Ilhan Omar bu geri dönüşümsüzlüğü somutlaştırıyor.

İşte bu yüzden Trump ve onun gibi düşünenler onu bu kadar şiddetle takip ediyorlar. O sadece siyasi bir rakip değil; bu yönetimin ortadan kaldırmak istediği her şeyin birleşimi: Müslüman, Afrikalı, göçmen, kadın, kendini iyi ifade eden, seçilmiş birisi.

Onun varlığında, Trump'ın tüm endişeleri bir yüz kazanıyor. O, şimdiki zamanda açıkça yürüyen bir gelecek.

Öyleyse asıl mücadele, Trump ile Omar arasındaki kişisel bir düello değil, uzlaşmaz iki Amerika arasındaki çatışmadır: biri mitolojikleştirilmiş, ırkçı bir geçmişe gömülmüş, diğeri ise çoğulcu ve durdurulamaz bir şekilde ilerleyen.
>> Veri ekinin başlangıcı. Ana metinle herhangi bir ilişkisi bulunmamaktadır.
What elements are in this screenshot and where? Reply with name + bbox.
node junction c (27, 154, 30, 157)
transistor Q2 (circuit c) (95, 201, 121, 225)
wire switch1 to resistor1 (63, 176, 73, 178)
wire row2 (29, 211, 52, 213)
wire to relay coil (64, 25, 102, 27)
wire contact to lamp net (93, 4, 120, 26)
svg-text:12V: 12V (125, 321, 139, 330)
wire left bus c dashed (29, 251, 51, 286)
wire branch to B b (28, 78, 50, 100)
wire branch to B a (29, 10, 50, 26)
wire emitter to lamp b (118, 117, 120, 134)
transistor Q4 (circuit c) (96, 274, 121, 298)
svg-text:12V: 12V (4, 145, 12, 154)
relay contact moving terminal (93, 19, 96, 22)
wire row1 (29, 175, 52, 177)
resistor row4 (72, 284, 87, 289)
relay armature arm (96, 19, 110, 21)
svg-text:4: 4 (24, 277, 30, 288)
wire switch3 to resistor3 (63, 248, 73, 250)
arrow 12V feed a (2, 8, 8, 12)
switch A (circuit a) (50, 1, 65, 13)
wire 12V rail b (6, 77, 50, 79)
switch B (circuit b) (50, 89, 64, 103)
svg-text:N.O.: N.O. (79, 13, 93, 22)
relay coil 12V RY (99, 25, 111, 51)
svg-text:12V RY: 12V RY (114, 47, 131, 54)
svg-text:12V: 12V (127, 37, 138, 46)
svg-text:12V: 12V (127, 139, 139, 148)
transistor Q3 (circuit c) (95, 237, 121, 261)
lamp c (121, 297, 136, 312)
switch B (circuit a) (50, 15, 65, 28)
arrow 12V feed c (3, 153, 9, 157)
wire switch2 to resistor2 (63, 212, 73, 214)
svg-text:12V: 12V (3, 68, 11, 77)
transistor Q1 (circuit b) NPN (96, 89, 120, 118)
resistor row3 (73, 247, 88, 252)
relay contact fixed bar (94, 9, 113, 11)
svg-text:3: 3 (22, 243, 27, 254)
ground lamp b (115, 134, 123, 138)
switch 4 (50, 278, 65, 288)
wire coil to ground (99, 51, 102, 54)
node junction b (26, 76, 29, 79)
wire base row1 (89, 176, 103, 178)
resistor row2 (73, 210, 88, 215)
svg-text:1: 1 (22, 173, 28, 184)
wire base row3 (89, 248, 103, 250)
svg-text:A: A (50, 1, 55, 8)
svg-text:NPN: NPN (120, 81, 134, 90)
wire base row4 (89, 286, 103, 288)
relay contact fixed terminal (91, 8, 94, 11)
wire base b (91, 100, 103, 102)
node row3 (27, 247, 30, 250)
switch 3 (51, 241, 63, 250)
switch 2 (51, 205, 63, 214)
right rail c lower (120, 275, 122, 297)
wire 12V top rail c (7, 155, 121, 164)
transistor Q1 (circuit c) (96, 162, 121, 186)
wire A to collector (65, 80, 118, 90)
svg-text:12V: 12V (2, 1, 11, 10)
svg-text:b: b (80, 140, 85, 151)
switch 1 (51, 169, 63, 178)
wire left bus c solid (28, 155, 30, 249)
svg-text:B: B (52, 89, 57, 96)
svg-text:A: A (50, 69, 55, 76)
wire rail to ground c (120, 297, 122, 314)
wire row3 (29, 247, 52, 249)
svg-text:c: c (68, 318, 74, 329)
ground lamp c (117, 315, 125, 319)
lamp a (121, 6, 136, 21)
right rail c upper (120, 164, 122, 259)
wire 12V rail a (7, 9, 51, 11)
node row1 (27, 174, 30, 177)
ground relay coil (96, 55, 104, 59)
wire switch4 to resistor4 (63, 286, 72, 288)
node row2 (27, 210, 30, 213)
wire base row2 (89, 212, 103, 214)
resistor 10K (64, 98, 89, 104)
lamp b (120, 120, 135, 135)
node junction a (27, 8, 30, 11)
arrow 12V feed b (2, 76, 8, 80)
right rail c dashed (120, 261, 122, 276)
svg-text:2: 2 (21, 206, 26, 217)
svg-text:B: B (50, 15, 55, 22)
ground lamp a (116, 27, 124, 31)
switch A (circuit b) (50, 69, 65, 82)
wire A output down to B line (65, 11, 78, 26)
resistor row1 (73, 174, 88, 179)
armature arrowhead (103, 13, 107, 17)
Tartışılan konu sadece siyasi bir rekabet değil, Amerika Birleşik Devletleri'nin Trump'ın siyaset olarak sergilediği kin ve nefretin önünde diz çökmeye devam edip etmeyeceği ya da nihayetinde ülkenin geldiği noktayı kabul edip etmeyeceğidir.

 

*Sümeyye Gannuşi, İngiliz-Tunuslu yazar ve Orta Doğu siyaseti uzmanıdır. Gazetecilik çalışmaları The Guardian, The Independent, Corriere della Sera, aljazeera.net ve Al Quds'ta yayınlanmıştır.